The airline said it had reached an accord with the Air Line Pilots Association (ALPA) about changes to a collective labour agreement which would allow avoiding furloughs in return for short-term changes to the agreement. The no-furlough policy will be in place through May 2021.

Among other groups of employees, the airline said that most have met their targets for voluntary buy-outs. Ahead of the next round of voluntary bids from cabin crew which ends on July 9, JetBlue said that so far, interest from the staff has been "healthy" and on the way to meeting its stipulated target.

However, the airline said it did not achieve the voluntary opt-out targets for support centre workers and "some salaried crewmembers" and would "review the applications" to plot the way forward.

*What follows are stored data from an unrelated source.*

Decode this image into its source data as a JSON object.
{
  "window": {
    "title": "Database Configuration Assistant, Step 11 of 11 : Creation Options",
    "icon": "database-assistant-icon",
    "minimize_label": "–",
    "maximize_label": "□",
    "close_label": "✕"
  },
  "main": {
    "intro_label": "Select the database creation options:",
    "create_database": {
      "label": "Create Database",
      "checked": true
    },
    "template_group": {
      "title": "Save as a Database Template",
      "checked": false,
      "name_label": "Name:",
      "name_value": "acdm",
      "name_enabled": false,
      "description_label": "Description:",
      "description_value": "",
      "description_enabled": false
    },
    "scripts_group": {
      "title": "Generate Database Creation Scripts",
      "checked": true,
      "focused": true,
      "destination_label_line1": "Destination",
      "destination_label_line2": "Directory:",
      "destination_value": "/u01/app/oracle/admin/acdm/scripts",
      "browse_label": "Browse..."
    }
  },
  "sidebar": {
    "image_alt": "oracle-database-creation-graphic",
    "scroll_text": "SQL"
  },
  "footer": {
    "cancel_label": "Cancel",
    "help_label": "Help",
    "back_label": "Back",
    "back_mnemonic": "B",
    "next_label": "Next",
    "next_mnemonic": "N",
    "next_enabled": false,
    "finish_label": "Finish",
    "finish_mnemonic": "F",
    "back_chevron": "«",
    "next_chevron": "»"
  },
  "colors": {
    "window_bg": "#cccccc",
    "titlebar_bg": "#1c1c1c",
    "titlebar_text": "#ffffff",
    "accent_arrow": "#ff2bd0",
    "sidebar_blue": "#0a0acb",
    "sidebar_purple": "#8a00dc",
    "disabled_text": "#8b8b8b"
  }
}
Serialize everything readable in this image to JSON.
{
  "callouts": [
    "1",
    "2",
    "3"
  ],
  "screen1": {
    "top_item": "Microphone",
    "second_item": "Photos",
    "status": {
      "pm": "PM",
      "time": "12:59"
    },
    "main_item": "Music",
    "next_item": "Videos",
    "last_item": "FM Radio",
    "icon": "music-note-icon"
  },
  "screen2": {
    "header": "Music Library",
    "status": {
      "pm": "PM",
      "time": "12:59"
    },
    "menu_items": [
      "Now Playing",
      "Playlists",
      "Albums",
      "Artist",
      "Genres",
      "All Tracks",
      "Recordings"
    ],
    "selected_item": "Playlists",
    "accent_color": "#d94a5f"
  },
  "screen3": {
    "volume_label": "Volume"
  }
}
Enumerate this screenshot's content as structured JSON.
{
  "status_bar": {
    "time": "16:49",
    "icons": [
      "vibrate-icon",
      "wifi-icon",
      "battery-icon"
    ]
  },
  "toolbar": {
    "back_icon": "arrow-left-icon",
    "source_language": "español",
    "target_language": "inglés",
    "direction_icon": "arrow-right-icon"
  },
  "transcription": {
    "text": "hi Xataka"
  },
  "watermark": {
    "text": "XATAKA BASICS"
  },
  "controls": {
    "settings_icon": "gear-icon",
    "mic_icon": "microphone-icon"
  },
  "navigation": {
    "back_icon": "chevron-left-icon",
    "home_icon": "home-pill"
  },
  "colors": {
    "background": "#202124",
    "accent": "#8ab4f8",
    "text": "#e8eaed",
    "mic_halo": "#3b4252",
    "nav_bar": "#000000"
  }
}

In an internal message seen by ch-aviation, JetBlue has also clarified the threshold parameters for airports where it would outsource ground operations. In general, the airline plans to outsource operations at airports where it has 4 or less daily flights for airport operations and 10 or less for ground operations. Airports with "split operations" (i.e. a gap of 8 hours or more between flights), with high staff attrition rate, and with entirely part-time employees will be considered for outsourcing.

As a recipient of Payroll Support funds under the federal CARES Act, JetBlue is banned from laying staff off until September 30, 2020, but free to do so afterwards, once the federal grants are no longer disbursed.